Distance between a point $x \in \mathbb R^2$ and $x_1^2+x_2^2 \le 4$ 
Let $S=\{(x_1,x_2):x_1^2+x_2^2\le 4\}$. Let $f(y)=\inf\{||y-x||:x\in S\}$. Find $f$ explicitly.

This is the $f(y)$  I got so far 
$$\inf \left\{ \sqrt{(y_1-x_1)^2+(y_2-x_2)^2}:(x_1+x_2) \in S \right\}$$
How do I relate $f(y)$ with $x_1^2+x_2^2\le 4\}$?
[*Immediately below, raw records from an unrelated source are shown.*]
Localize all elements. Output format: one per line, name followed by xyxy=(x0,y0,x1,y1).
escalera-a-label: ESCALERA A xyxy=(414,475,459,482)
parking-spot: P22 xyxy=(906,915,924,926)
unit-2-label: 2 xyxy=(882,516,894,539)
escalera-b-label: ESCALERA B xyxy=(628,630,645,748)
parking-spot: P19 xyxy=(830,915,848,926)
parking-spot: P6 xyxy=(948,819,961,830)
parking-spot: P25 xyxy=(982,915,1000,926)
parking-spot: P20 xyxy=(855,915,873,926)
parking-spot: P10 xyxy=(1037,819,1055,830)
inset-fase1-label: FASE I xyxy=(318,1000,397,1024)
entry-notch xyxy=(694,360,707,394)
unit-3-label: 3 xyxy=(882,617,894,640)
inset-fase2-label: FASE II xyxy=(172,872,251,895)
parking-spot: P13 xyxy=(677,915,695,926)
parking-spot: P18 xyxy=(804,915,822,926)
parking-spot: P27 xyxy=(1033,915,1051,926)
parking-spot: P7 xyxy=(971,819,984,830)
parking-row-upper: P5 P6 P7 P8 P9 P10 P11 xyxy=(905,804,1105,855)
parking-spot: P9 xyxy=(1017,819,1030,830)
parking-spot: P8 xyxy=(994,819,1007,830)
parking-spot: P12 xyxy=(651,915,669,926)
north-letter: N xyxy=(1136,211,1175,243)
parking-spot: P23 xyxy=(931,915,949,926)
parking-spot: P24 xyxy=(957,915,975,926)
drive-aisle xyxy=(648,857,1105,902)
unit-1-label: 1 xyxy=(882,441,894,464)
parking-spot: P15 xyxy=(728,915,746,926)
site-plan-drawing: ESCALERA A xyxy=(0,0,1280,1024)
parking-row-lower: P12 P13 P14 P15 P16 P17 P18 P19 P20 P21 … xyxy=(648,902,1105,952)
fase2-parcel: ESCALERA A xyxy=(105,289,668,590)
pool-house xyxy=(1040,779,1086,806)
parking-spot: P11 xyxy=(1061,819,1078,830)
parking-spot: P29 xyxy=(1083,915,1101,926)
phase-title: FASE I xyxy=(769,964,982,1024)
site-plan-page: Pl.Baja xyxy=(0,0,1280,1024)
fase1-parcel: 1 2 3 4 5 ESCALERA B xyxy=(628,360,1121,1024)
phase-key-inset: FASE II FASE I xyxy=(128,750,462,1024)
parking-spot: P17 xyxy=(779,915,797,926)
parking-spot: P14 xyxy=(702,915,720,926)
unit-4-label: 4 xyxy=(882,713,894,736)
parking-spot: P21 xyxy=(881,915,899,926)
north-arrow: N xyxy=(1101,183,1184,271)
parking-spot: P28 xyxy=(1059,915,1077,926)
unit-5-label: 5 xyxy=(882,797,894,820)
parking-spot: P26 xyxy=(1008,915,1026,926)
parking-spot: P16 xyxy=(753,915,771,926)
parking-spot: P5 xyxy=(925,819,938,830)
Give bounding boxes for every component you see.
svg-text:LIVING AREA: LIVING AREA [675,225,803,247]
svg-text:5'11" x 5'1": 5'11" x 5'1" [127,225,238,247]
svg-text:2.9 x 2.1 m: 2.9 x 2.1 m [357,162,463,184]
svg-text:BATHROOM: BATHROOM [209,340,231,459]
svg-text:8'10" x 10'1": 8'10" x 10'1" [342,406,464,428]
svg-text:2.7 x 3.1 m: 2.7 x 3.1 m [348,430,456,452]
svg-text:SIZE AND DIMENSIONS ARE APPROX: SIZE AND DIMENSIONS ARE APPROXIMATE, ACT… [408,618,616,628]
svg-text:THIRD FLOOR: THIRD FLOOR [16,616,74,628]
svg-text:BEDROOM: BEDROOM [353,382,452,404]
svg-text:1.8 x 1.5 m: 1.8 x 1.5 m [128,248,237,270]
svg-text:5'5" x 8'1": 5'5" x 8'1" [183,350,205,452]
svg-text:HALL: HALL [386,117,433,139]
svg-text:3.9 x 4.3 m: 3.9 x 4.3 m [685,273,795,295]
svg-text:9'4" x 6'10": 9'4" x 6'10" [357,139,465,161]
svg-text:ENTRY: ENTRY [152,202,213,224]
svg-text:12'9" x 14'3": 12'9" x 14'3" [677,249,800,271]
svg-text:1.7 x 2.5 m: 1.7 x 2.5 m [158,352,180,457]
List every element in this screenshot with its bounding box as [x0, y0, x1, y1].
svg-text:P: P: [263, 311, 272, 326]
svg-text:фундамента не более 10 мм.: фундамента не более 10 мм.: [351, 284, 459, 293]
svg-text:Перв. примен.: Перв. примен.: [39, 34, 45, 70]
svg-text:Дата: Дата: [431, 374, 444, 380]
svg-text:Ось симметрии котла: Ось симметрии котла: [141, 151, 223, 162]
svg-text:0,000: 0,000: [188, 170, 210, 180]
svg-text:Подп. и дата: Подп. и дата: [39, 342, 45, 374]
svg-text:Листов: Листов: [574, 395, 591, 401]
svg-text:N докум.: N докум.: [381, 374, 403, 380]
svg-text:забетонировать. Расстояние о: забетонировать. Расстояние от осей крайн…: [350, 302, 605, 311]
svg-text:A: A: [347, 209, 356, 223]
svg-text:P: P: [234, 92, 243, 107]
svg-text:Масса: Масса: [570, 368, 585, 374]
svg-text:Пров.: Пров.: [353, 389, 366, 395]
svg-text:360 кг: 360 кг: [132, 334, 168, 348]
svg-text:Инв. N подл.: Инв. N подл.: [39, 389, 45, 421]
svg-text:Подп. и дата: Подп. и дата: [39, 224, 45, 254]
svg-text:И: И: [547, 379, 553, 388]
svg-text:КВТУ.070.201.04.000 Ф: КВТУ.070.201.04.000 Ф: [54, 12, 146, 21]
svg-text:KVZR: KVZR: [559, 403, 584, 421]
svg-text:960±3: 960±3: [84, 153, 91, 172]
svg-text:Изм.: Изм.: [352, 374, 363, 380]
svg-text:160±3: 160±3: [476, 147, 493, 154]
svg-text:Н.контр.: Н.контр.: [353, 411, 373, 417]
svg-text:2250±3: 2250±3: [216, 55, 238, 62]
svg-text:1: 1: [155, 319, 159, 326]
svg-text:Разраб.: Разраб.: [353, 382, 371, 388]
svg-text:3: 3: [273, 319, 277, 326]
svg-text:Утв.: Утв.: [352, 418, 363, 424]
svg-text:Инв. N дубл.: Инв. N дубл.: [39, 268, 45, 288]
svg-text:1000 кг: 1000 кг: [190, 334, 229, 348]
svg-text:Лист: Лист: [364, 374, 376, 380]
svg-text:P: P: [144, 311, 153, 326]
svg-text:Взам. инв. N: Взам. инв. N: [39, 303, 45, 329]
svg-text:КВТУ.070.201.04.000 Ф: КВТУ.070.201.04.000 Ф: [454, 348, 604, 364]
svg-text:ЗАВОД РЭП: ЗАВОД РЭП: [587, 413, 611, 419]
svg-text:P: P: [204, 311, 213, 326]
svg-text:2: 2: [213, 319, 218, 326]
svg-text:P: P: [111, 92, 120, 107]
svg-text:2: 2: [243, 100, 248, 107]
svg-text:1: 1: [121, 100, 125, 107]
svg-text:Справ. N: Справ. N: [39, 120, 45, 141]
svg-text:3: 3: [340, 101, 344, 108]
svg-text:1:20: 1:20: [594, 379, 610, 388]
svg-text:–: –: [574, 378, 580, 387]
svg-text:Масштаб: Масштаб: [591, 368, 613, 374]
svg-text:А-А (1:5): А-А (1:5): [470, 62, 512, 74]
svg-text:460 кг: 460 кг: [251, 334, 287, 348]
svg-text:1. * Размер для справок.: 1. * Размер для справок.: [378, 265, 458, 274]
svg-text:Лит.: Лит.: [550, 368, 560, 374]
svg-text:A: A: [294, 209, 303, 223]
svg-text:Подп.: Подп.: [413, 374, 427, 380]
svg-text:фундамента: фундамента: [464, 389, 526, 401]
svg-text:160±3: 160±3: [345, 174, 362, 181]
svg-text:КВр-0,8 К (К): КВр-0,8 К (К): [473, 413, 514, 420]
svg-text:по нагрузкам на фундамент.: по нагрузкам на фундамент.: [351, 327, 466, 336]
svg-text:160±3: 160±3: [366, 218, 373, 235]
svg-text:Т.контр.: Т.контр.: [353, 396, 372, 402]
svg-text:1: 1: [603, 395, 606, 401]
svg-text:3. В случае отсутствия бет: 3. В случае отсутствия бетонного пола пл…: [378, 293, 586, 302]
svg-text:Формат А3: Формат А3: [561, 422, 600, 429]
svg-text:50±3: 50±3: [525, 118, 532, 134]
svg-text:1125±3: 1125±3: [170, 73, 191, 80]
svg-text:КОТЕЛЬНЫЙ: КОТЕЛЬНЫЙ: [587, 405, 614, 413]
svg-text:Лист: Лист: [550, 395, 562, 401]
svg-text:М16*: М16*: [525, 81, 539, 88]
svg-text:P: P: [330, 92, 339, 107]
 A: The answer is $f(y)= 0 $ if $y\in S$ obviously. If $y\notin S,$ due to the symmetry of $S$ we have that $f(y)=(1-\lambda)\|y\|,$ were $\lambda$ is the greatest positive number such that $\lambda y \in S.$ We have $\lambda y \in S$ iff $\|\lambda y\|\leq 2,$ whcih results in $\lambda = \frac{2}{\|y\|}.$ Hence, you have 
$$f(y)= (1-\frac{2}{\|y\|})\|y\|= \|y\|-2,$$ if $y\notin S.$
A: $$f (\mathrm y) := \max \left( 0, \|\mathrm y\|_2 - 2 \right) = \begin{cases} 0 & \text{if } \|\mathrm y\|_2 \leq 2\\ \|\mathrm y\|_2 - 2 & \text{if } \|\mathrm y\|_2 \geq 2\end{cases}$$

Proof
The case $\|\mathrm y\|_2 \leq 2$ is trivial. If $\|\mathrm y\|_2 \geq 2$, the squared Euclidean distance between $\rm y$ and the disk is equal to the squared Euclidean distance between $\rm y$ and the disk's boundary, i.e., a circle of radius $2$.
$$\begin{array}{ll} \text{minimize} & \| \mathrm y - \mathrm x \|_2^2\\ \text{subject to} & \| \mathrm x \|_2 = 2\end{array}$$
Note that
$$\begin{array}{rl} \| \mathrm y - \mathrm x \|_2^2 &= \| \mathrm y \|_2^2 - 2 \langle \mathrm x , \mathrm y \rangle + \| \mathrm x \|_2^2 \\ &\geq \| \mathrm y \|_2^2 - 2 \| \mathrm x \|_2 \| \mathrm y \|_2 + 4\\ &= \| \mathrm y \|_2^2 - 4 \| \mathrm y \|_2 + 4\\ &= \left( \| \mathrm y \|_2 - 2 \right)^2\end{array}$$
where the Cauchy-Schwarz inequality was used. Hence, $$\| \mathrm y - \mathrm x \|_2 \geq \| \mathrm y \|_2 - 2$$
A: Basic approach. Do this geometrically.  Visualize $S$ as a set on the Cartesian plane with coordinates $(x_1, x_2)$.  What does this set look like?  Then observe that $f(y)$, for any point $y$ in the plane, denotes the infimum (the greatest lower bound, in other words) of the distance from $y$ to any point in $S$.  That is to say, $f(y)$ is the length of the shortest line joining $y$ to $S$.
Can you give an explicit expression for the length of this line?